Honestly, I would just play the game with a walkthrough. Better to "cheat" and have played Zak at all than to get frustrated and miss out, as I gather many have.
I personally like Zak about as much as anybody outside of Germany seems to. I like how it's something of a reaction to Maniac Mansion, which was a "single location" game in a sense, while Zak is wide open and globe-trotting -- kind of a wackier Indiana Jones. The main objection to Zak is that it's the most dated LucasArts game in terms of design philosophy. As with Maniac, you can die and get stuck, but these flaws are magnified with Zak because of its scope. Nothing is worse than realizing you've been stalemated because you simply failed to pick an item that is in a location you can no longer access. At least with Maniac, the nature of the game is such that you could get back to wherever you were relatively quickly if you had to start over.
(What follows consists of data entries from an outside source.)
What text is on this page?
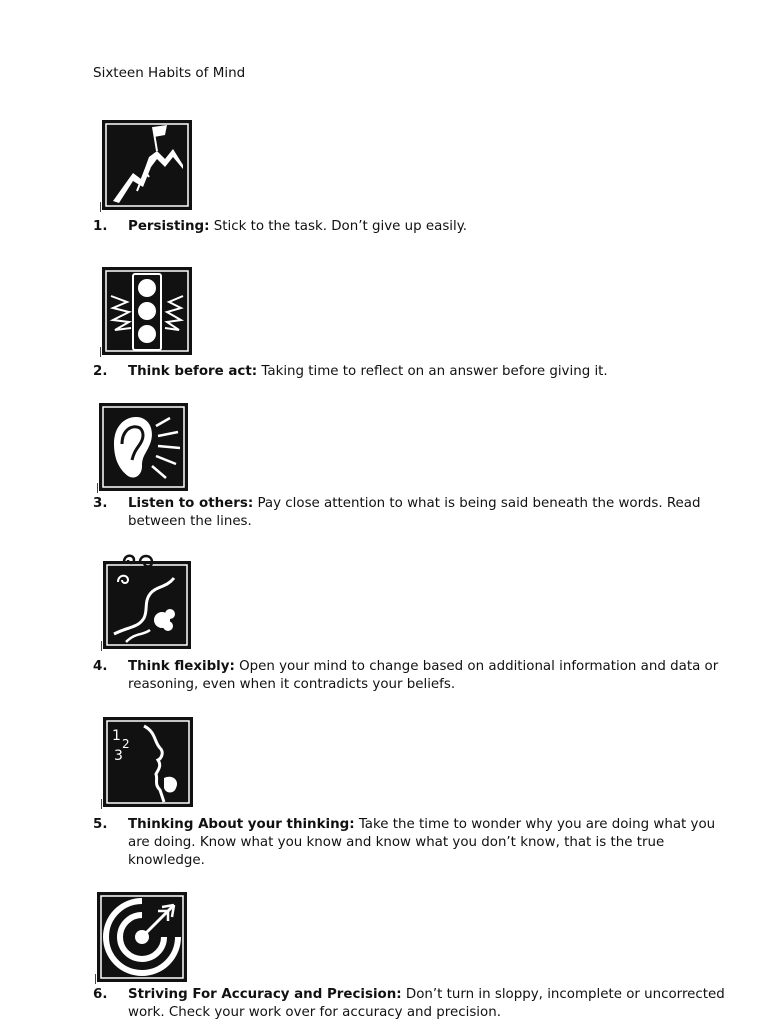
Sixteen Habits of Mind
1 2
3
1. Persisting: Stick to the task. Don’t give up easily.
2. Think before act: Taking time to reflect on an answer before giving it.
3. Listen to others: Pay close attention to what is being said beneath the words. Read between the lines.
4. Think flexibly: Open your mind to change based on additional information and data or reasoning, even when it contradicts your beliefs.
5. Thinking About your thinking: Take the time to wonder why you are doing what you are doing. Know what you know and know what you don’t know, that is the true knowledge.
6. Striving For Accuracy and Precision: Don’t turn in sloppy, incomplete or uncorrected work. Check your work over for accuracy and precision.
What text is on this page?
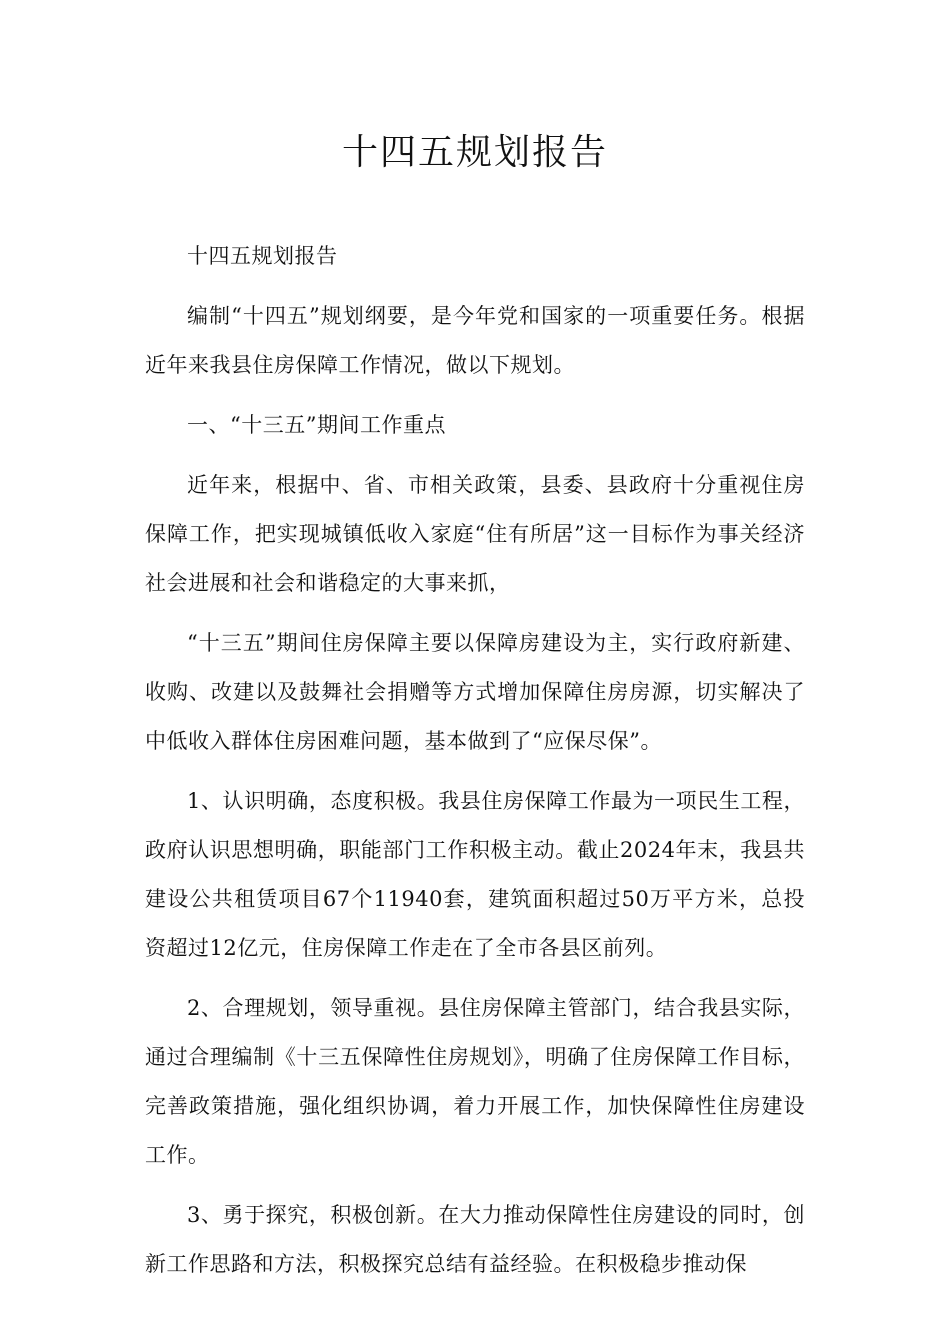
十四五规划报告

十四五规划报告

编制“十四五”规划纲要，是今年党和国家的一项重要任务。根据近年来我县住房保障工作情况，做以下规划。

一、“十三五”期间工作重点

近年来，根据中、省、市相关政策，县委、县政府十分重视住房保障工作，把实现城镇低收入家庭“住有所居”这一目标作为事关经济社会进展和社会和谐稳定的大事来抓，

“十三五”期间住房保障主要以保障房建设为主，实行政府新建、收购、改建以及鼓舞社会捐赠等方式增加保障住房房源，切实解决了中低收入群体住房困难问题，基本做到了“应保尽保”。

1、认识明确，态度积极。我县住房保障工作最为一项民生工程，政府认识思想明确，职能部门工作积极主动。截止2024年末，我县共建设公共租赁项目67个11940套，建筑面积超过50万平方米，总投资超过12亿元，住房保障工作走在了全市各县区前列。

2、合理规划，领导重视。县住房保障主管部门，结合我县实际，通过合理编制《十三五保障性住房规划》，明确了住房保障工作目标，完善政策措施，强化组织协调，着力开展工作，加快保障性住房建设工作。

3、勇于探究，积极创新。在大力推动保障性住房建设的同时，创新工作思路和方法，积极探究总结有益经验。在积极稳步推动保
Because it's relatively unforgiving, Zak is probably the most "Sierra-like" of the LucasArts catalog. It predates the jump in art/animation that came with Last Crusade and lacks the trailblazer status of Maniac, so it's sort of a middle child in that early period of SCUMM before Loom and Monkey Island 1 finished the recipe and firmed up the policy never to deny the player a winnable state. I think you almost have to be familiar with the kinds of adventure games that were otherwise being released in 1988 to get a sense of how Zak represented progress, and how a lot of its worst aspects in hindsight were practically pro-forma in those days. The mazes in particular are unpleasant and utterly bald attempts to pad the game's duration, but they were also an uncritically accepted feature of the genre at the time.
Zak's introduction of multiple valid puzzle solutions was something of a quiet breakthrough in my opinion, and the game deserves credit for its ambition. I think it's telling, however, that the most enjoyable scene for me is an extremely self-contained one: when you have Zak wreak havoc on the airplane and ruin a stewardess's day. It's a classic "being an asshole" adventure game moment that would have made Guybrush proud.